Transplanting the biggest event in the UK’s art calendar from its usual environment, at Tate Britain in London, to Ebrington, has been an epic undertaking.
Outside of England for the first time, the Turner Prize is in a new gallery built for it.
As you stand in the gallery and engage with the works of the four nominated artists, it’s staggering to think that until two years ago the gallery site was invisible, behind barriers and cut-off from the city.
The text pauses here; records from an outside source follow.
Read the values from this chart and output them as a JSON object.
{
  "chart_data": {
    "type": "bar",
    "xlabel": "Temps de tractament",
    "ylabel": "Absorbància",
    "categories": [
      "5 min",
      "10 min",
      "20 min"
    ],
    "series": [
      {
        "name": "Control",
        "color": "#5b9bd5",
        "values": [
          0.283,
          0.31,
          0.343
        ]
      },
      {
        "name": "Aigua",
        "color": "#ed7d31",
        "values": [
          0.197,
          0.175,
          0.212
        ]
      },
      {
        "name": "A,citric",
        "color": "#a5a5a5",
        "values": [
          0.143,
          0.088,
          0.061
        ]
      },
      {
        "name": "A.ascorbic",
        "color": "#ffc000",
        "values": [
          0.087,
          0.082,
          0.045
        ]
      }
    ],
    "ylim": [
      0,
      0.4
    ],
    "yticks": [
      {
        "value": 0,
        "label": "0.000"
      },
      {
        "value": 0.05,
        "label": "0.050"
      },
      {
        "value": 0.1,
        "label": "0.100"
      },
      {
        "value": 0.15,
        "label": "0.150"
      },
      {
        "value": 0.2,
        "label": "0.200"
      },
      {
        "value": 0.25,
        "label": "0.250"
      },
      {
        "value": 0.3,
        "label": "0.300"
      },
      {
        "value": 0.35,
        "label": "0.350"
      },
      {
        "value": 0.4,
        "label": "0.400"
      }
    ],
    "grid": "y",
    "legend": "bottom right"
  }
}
That 40,000 people are now making their way into Ebrington to see a contemporary art exhibition tells the new story of the city in a microcosm: transition from a city of conflict to a city of culture.
It has been phenomenal to be one of the curators of Turner Prize 2013.
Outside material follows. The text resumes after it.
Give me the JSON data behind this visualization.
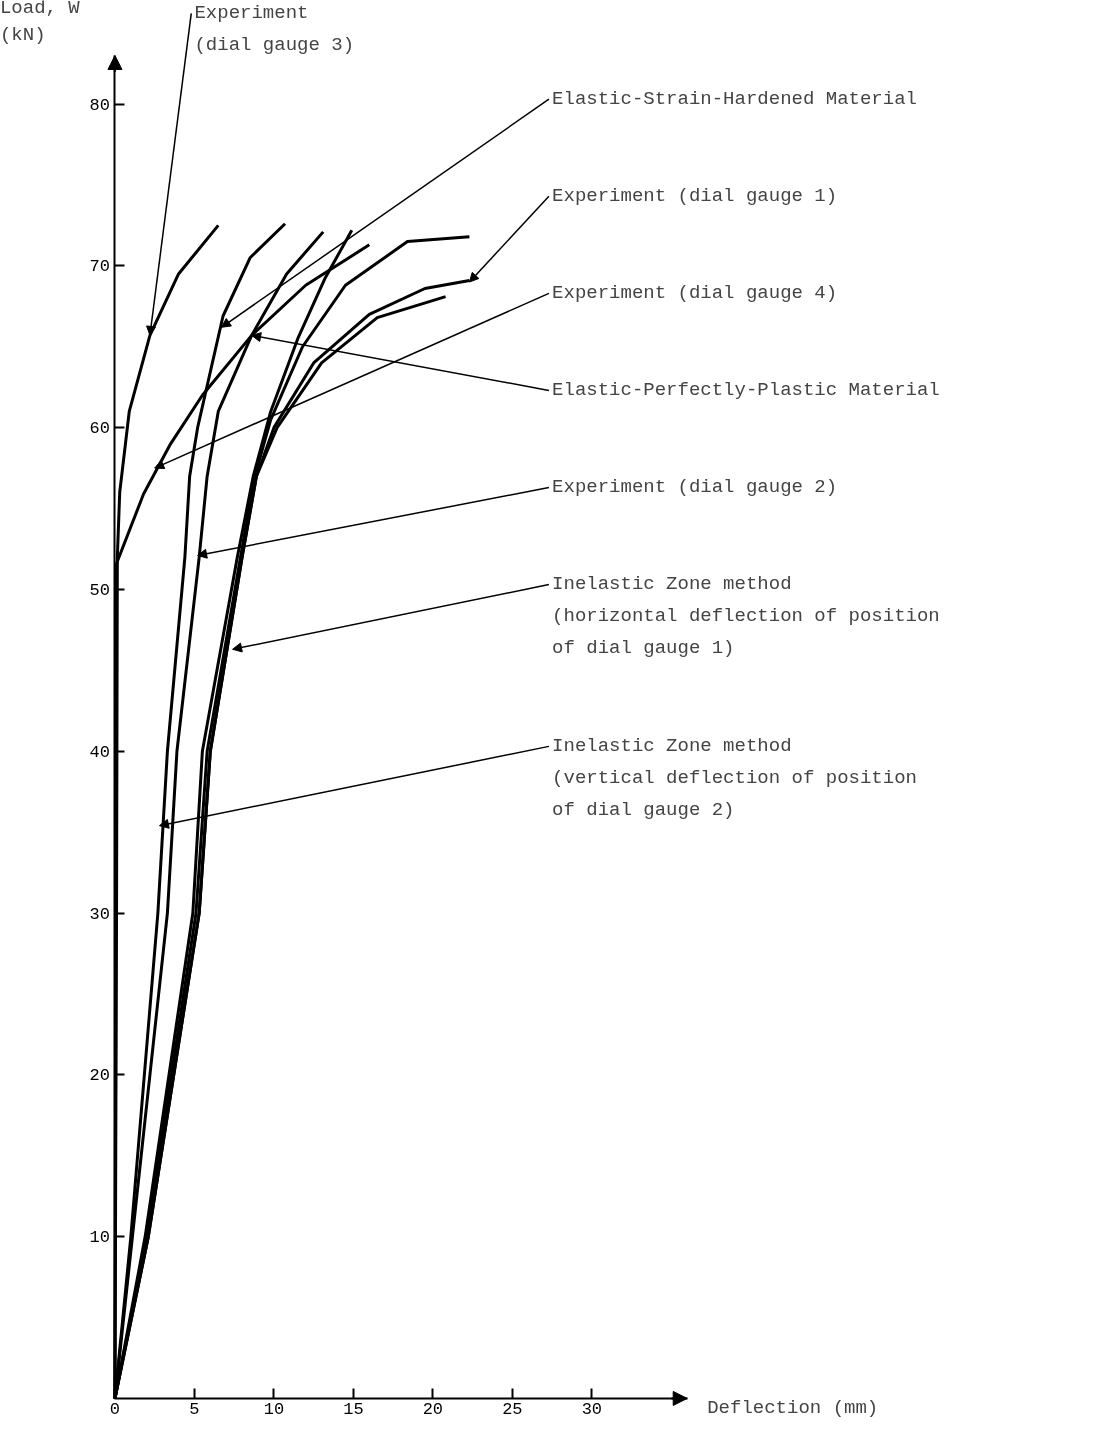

There have certainly been challenges. Opening up a new gallery with an education programme and staff, and having it function like a pre-existing art space, from the day it opened, has been a herculean task, but rewarding.
Every exhibition is dependent on the artists involved, and we have seen a strong and diverse shortlist of artists, who embraced the relocation of the Turner Prize to Derry and produced exceptional exhibitions.
The installations of two of the artists, David Shrigley and Tino Sehgal, involve interaction and allow the city to be part of the Turner Prize participation, but in quite different ways.
Lynette Yiadom-Boakye’s exhibition is a series of seductive paintings of great subtlety. The winning piece, Laure Prouvost’s multi-layered installation, creates an atmospheric environment with a fractured narrative that flits between reality and imagination. Audiences found it utterly compelling.
In a wider context, the City of Culture year has provided the catalyst for a surge of activity and creativity in all the art spaces across the city, and the creative energy unleashed by local artists and international artists alike has had a massively positive impact on Derry.
At VOID gallery, of which I am manager, we have seen a substantial increase in the numbers coming through our door for the high-calibre programme that we delivered in 2013, which included Candice Breitz, Mark Wallinger and Santiago Sierra. That experience has been reflected across the city.
A major retrospective of Willie Doherty’s work, UNSEEN, has garnered outstanding reviews, and exhibitions by Rita Duffy, Jonathan Cummins and the Centre for Contemporary Art have also seen hitherto unprecedented footfall.
Now, we must build upon what has been achieved in 2013, not just in visual arts, but right across the cultural spectrum. Derry has established itself as a city with a cultural offering that is disproportionate to its size, and that momentum must be maintained.
The issue of the future use of the Turner Prize Gallery needs to be addressed immediately.
It would be a tragedy if it were not to be retained as a visual arts space.
The gains of 2013 required a massive collective effort and a leap of faith from the entire city.
Derry was a city of culture before it ever received official recognition and it will remain one long after 2013.
But it is imperative that the level of vision and belief that has gone into delivering the City of Culture year is also applied to securing a legacy that befits it.
* Maoliosa Boyle is one of the curators of Turner Prize 2013 and manager of Void Gallery, in Derry.